Erik R. Vickstrom received a Bachelor’s degree in Sociology from Wesleyan University in 1998 and a Ph.D. in Sociology and Social Policy from Princeton University in 2013. Before graduate school, Vickstrom worked for the Radcliffe Institute for Advanced Study at Harvard, served as a Peace Corps volunteer in Guinea, ran educational programs in Senegal, and worked on USAID projects in Washington, DC. His academic interests include international migration, development, inequality, and language use.
During his graduate studies, Vickstrom conducted research on migration to Europe. With Alejandro Portes, he conducted studies of academic and professional aspirations and expectations, self-identities, and parental influences and much of this work has been published in International Migration Review, The British Journal of Sociology, and Revista Internacional de Sociología. Vickstrom also collaborated with Portes on a study of diversity, social capital, and cohesion that was published in the Annual Review of Sociology.
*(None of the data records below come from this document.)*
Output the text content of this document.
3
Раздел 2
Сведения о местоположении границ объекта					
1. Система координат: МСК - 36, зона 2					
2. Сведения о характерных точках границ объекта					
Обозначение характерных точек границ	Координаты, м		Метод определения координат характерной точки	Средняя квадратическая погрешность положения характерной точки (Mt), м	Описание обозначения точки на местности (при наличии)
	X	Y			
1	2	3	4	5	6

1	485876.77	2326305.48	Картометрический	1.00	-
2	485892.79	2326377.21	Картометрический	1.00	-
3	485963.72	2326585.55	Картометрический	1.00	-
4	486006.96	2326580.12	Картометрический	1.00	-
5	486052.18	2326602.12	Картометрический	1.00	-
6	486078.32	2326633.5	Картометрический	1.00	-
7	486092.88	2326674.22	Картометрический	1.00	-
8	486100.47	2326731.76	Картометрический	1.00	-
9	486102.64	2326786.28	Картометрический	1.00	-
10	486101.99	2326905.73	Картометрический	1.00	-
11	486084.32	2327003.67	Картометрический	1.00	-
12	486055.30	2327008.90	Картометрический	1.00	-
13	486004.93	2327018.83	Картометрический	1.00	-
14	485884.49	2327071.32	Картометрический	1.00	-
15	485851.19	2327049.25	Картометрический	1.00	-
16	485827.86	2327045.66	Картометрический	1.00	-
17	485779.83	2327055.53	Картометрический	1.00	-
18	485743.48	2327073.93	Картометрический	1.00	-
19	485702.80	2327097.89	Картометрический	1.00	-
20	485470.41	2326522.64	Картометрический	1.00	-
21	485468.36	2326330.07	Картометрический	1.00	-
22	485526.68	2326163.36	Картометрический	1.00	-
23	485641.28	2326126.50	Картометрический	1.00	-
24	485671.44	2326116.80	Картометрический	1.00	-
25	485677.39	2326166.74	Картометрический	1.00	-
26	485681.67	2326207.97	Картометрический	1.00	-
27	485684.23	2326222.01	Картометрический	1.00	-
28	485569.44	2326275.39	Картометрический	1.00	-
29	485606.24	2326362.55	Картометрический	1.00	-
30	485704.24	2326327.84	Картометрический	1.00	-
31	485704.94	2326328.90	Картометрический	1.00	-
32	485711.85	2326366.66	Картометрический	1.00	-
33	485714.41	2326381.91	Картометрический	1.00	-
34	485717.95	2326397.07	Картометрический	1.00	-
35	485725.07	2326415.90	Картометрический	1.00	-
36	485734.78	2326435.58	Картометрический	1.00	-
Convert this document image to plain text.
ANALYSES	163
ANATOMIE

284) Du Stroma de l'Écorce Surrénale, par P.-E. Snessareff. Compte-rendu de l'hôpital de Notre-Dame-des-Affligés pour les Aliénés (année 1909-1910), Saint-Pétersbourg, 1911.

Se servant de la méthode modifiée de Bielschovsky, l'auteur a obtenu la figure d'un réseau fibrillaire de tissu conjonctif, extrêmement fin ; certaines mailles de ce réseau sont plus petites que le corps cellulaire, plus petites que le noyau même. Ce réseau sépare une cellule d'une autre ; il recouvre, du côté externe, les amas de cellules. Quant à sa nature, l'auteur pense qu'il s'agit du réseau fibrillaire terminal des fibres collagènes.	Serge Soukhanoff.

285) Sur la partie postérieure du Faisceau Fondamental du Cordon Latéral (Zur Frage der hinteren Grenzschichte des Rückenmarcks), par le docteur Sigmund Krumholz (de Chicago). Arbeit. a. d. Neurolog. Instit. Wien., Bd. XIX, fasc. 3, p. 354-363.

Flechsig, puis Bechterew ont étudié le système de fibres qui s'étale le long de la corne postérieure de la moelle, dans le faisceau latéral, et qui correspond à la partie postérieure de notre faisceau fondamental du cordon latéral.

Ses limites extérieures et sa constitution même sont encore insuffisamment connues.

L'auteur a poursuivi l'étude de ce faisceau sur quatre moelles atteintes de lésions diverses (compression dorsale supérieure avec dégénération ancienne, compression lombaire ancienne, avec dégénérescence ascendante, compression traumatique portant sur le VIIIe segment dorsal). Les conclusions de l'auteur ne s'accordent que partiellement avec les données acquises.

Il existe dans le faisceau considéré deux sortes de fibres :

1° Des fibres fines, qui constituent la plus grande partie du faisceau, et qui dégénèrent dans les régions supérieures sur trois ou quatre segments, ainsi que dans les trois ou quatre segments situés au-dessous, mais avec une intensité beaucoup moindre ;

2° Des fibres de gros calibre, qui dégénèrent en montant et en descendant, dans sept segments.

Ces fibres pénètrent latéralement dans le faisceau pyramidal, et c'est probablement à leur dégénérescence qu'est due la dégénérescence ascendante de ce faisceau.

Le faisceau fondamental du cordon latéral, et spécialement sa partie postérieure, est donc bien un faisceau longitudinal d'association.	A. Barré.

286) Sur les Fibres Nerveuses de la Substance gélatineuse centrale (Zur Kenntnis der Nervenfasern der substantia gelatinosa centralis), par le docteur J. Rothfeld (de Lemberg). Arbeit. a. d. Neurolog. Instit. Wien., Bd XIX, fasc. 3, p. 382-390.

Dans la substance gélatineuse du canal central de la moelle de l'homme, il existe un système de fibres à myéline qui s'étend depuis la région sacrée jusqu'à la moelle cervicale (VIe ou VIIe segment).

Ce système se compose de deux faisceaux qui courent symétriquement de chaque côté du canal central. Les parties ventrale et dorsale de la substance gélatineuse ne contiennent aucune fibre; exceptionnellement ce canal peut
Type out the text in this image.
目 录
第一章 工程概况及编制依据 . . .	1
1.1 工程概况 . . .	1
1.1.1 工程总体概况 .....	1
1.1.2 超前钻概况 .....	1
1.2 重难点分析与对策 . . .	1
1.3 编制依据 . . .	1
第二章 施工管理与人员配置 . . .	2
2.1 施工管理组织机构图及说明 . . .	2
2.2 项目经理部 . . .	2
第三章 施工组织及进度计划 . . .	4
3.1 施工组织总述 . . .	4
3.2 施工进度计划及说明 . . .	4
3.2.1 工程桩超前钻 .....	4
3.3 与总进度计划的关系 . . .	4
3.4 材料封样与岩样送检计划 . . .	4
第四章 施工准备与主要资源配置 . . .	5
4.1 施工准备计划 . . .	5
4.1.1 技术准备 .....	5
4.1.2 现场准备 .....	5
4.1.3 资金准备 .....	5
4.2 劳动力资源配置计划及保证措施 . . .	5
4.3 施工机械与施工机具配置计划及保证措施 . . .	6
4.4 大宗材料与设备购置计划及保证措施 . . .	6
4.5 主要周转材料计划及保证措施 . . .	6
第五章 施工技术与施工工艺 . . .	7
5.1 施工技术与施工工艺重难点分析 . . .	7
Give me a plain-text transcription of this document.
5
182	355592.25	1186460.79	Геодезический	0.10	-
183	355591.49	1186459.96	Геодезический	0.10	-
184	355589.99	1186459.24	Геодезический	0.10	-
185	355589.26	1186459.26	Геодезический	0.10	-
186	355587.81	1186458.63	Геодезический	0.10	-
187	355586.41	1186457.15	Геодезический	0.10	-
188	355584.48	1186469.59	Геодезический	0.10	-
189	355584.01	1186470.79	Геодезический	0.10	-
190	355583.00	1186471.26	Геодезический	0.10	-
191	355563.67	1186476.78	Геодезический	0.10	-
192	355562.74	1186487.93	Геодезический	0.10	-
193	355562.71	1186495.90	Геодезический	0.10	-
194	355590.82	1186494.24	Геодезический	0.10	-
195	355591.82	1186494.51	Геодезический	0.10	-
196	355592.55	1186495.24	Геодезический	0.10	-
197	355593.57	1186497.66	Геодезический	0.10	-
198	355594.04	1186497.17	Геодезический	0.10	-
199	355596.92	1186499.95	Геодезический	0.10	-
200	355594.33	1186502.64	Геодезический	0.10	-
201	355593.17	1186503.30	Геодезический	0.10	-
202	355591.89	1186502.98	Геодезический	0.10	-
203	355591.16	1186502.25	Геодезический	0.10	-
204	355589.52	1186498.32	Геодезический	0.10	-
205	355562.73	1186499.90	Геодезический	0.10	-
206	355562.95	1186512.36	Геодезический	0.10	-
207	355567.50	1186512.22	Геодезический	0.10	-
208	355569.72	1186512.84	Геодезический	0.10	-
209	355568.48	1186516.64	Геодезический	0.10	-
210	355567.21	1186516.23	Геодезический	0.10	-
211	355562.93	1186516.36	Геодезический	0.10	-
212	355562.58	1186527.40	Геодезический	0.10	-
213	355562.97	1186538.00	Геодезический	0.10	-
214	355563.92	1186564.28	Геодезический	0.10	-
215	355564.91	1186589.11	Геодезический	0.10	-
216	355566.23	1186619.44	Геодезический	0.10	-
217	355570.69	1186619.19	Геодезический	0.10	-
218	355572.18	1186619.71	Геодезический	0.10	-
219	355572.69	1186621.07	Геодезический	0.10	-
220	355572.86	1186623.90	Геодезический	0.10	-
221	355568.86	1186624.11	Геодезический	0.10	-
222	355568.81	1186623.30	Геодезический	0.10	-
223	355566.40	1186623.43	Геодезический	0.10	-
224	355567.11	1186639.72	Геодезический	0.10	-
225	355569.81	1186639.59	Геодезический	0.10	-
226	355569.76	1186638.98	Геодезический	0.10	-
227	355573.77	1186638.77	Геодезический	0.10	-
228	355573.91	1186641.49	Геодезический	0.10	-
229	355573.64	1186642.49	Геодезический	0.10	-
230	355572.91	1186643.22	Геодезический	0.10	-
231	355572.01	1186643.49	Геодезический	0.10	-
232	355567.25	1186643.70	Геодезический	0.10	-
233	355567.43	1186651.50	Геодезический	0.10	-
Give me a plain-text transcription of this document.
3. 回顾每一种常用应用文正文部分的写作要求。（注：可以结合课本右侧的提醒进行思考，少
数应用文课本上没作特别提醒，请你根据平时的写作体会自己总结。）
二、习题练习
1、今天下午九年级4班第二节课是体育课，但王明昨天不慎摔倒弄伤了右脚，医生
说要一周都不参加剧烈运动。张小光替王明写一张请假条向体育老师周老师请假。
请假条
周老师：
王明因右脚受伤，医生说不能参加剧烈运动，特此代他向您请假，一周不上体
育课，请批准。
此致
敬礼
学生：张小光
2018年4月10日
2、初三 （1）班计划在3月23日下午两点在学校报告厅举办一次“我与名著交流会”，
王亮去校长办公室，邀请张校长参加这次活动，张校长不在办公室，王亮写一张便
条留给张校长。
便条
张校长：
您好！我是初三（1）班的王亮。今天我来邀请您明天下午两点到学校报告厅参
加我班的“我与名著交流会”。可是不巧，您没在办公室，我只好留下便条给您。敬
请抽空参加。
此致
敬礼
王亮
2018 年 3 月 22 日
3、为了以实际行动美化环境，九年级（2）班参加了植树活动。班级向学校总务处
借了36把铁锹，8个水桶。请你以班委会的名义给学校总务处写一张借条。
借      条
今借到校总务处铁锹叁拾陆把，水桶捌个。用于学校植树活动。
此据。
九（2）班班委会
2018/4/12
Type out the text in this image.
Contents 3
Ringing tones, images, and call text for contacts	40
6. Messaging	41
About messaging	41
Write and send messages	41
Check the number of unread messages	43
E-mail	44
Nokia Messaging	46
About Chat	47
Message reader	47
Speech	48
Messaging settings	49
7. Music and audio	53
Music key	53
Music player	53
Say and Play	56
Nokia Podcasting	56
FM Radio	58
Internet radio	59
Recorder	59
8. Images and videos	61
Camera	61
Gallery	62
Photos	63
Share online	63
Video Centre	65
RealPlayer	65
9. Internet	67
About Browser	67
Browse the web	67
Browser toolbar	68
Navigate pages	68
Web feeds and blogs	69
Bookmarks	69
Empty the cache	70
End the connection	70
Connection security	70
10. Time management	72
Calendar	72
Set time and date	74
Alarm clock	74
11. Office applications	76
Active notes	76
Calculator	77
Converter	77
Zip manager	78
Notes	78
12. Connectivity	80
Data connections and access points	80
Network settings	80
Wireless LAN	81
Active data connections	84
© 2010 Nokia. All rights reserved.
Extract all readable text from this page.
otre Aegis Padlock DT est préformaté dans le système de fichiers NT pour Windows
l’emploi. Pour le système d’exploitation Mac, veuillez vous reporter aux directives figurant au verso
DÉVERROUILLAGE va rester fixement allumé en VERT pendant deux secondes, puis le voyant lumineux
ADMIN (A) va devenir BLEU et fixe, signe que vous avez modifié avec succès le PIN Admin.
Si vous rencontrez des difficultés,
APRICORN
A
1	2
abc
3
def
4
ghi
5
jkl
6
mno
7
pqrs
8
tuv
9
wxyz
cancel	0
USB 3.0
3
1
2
Vickstrom's dissertation, which he completed while a Graduate Fellow at the Institut National d’Études Démographiques (INED) in Paris, used data from the Migrations between Africa and Europe (MAFE) project to study the correlates and labor-market and development consequences of irregular legal status among Senegalese migrants in Europe. Results from this work are forthcoming in International Migration Review.
Vickstrom joined the U.S. Census Bureau in October 2013 as a Demographic Analyst/Survey Statistician in the Education and Social Stratification Branch. He served as the subject-matter expert for the American Community Survey's language-use and English ability data. In addition to reviewing the language data throughout the survey life cycle, he conducted research on language-related topics, including a study of the validity of the ACS's English-ability question. In 2015 he moved to the Census Bureau's International Programs area, where he designed and led capacity-building workshops and technical assistance activities in developing countries on topics such as data collection and demographic analysis and population projections.
In 2017, Vickstrom joined the Organisation for Economic Co-operation and Development (OECD) in Paris, where he works in the International Migration Division. He was one of the principal organizers of the first International Forum on Migration Statistics (IFMS), held in January 2018 at OECD headquarters. He has worked on reviews of the emigrant populations of Tunisia and Romania and has participated in the update of the OECD's Database on Immigrants in OECD Countries (DIOC).
He joined IZA as a research fellow in August 2014 and serves in his personal capacity.